Manually obtainining a list of primes $\leq n$, by using the root of n?

Question

In my abstract math class I learned that if we want to get a list of primes $\leq n$ manually, we have to calculate the root of n, and the floor of that result will be the greatest number for which to calculate divisibility.

Ex:

If we want the primes $\leq$ 50.

We write all of them, and remove every value divisible by each of the numbers $\leq$ than $\sqrt{n}$. After doing this, we will have a list of primes.

But why does this root of n work as a 'stop now' designator? I proved that for every composite number n, there is a prime factor $\leq \sqrt{n}$, but I still can't explain the first thing using this fact.

Answer 1

As you say, we take the numbers from $1$ to $n$, and remove all the multiples of each $k$ from $2$ through $\sqrt n$. This removes all the composite numbers. Why?

Suppose $c$ is any composite number less than or equal to $n$. We want to show that $c$ is removed. Then by the second fact you observed, $c$ has a prime factor at most $\sqrt c$. Since $c\le n$, $\sqrt c \le \sqrt n$. So $c$ has a prime factor $p$ of not more than $\sqrt n$, and is therefore a multiple of $p$. When we remove all the multiples of $p$ from our list, we will remove $c$.

But this holds for every composite number $c$ that is not more than $n$, so removing all the multiples of numbers up to $\sqrt n$ removes all the composite numbers.

On the other hand, it is clear that we cannot stop sooner. If $n = p^2$ then $n$ is composite and must be removed. But we will not remove $n$ itself until we remove the multiples of $p = \sqrt n$.

Answer 2

Every composite number $n$ is divisible by a prime that is less than or equal to $\sqrt{n}$.

So if $n$ is not divisible by any prime up to $\sqrt{n}$, then $n$ must itself be prime.

Thus if, as in your example you want primes up to $50$, once you've eliminated nontrivial multiples of $2,3,5$, and $7$, any remaining numbers will be prime. (Of course $1$ should also be eliminated.)

Answer 3

Any composite number $n$ has the factors $m\times k$. Lets assume $k>m$. If both of these factors are greater than $\sqrt{n}$ then we have $k, m>\sqrt n$, and $k\times m > n$, which is absurd. Thus at least one of the factors must be less than $\sqrt{n}$, in this case $m$. If we have found such one factor, it will be enough to prove that $n$ is composite.

We also know that the factors are integers, so we can use the floor function $\lfloor\sqrt n\rfloor$ because $m$ is by definition an integer.

Answer 4

You've already done it. "I proved that for every composite number $n$, there is a prime factor $\leq \sqrt{n}$." If you have indeed proved this, then you already have the explanation.

Let's say $m = \lceil \sqrt{n} \rceil + 1$. Do you know if $m$ is prime or composite?
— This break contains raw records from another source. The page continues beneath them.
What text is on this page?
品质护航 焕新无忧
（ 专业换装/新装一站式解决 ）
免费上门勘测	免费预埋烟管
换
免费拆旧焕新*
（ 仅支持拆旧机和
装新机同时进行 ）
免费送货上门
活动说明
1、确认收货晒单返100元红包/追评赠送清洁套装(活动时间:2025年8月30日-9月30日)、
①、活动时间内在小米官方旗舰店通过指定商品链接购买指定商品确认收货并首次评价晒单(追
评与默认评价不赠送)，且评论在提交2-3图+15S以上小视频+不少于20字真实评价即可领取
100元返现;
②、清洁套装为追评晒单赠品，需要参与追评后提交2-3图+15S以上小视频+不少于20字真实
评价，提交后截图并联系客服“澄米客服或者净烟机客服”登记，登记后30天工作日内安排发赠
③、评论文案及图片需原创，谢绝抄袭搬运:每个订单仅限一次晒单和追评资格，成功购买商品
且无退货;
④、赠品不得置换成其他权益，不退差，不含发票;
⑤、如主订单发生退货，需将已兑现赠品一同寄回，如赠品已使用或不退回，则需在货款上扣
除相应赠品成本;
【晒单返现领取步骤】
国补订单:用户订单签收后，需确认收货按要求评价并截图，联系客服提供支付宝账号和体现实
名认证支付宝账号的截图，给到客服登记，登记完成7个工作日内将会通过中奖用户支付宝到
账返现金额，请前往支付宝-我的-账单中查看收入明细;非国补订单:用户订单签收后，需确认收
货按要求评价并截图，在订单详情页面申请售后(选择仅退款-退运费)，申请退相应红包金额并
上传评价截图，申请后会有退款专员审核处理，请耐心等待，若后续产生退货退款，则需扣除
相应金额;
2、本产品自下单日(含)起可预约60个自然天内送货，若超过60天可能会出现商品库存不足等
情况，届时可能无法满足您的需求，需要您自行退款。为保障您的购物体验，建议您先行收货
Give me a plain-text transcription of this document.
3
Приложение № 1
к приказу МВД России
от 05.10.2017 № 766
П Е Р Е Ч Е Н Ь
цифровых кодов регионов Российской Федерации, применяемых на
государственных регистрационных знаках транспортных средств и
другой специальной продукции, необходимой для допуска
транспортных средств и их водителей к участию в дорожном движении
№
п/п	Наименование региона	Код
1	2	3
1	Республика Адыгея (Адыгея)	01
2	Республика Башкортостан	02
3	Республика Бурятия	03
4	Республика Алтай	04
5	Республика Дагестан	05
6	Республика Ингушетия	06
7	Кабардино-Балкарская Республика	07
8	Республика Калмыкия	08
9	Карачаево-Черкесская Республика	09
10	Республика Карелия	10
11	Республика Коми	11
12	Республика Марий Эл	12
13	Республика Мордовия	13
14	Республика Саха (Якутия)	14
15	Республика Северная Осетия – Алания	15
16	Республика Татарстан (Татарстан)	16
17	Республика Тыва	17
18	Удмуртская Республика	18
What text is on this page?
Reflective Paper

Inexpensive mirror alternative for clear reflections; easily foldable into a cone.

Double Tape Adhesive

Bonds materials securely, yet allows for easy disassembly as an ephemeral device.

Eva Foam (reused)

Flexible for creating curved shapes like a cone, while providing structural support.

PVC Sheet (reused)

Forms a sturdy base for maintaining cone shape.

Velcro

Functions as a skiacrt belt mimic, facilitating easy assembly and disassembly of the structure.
If $m$ is composite, then it has a prime factor less than $\sqrt{n}$. But if $m$ is prime, it does not have a prime factor less than $\sqrt{n}$, for it is its own prime factor!

With your example of $n = 50$, we have $m = 8$. Obviously $8$ is composite, but if we were unsure, we'd only have to test its divisibility by four primes, namely $2, 3, 5, 7$.

Perhaps the sieve of Eratosthenes can clarify this for you. Write the numbers from $1$ to $50$ in a rectangular array. Circle $2$ and cross off all higher even numbers. Circle $3$ and cross off all higher multiples of $3$. But $6$ has already been crossed off on account of being even. Likewise you don't have to worry about $12$ or $18$, or $24$ etc., they should already be taken care of.

Do the same with $5$. The next number you need to cross off at this point is $25$. And when you get to $7$, the next number you need to cross off is $49$. If for some strange reason you neglected to cross $50$ off for being even, you should have crossed it off for being a multiple of $5$.

Answer 5

Designate $p$ as the smallest prime which we don't assess our candidate number $c$ for divisibility. So if we check $c$ against all the primes up to (and less than) $p$, and none of them divide $c$, then either:

1. $c \geq p^2$, or
2. $c$ is prime.

If $c < p^2$ and composite, it must have a prime factor less than $p$. Suppose instead that $c$ has two prime factors $q_1,q_2 \geq p$. However then $c\geq q_1q_2 \geq p^2$, contradicting $c < p^2$.

If you actually undertake the sieve exercise, eliminate multiples of the primes in succession, you'll see that the first new number removed with a new prime is the square of that prime.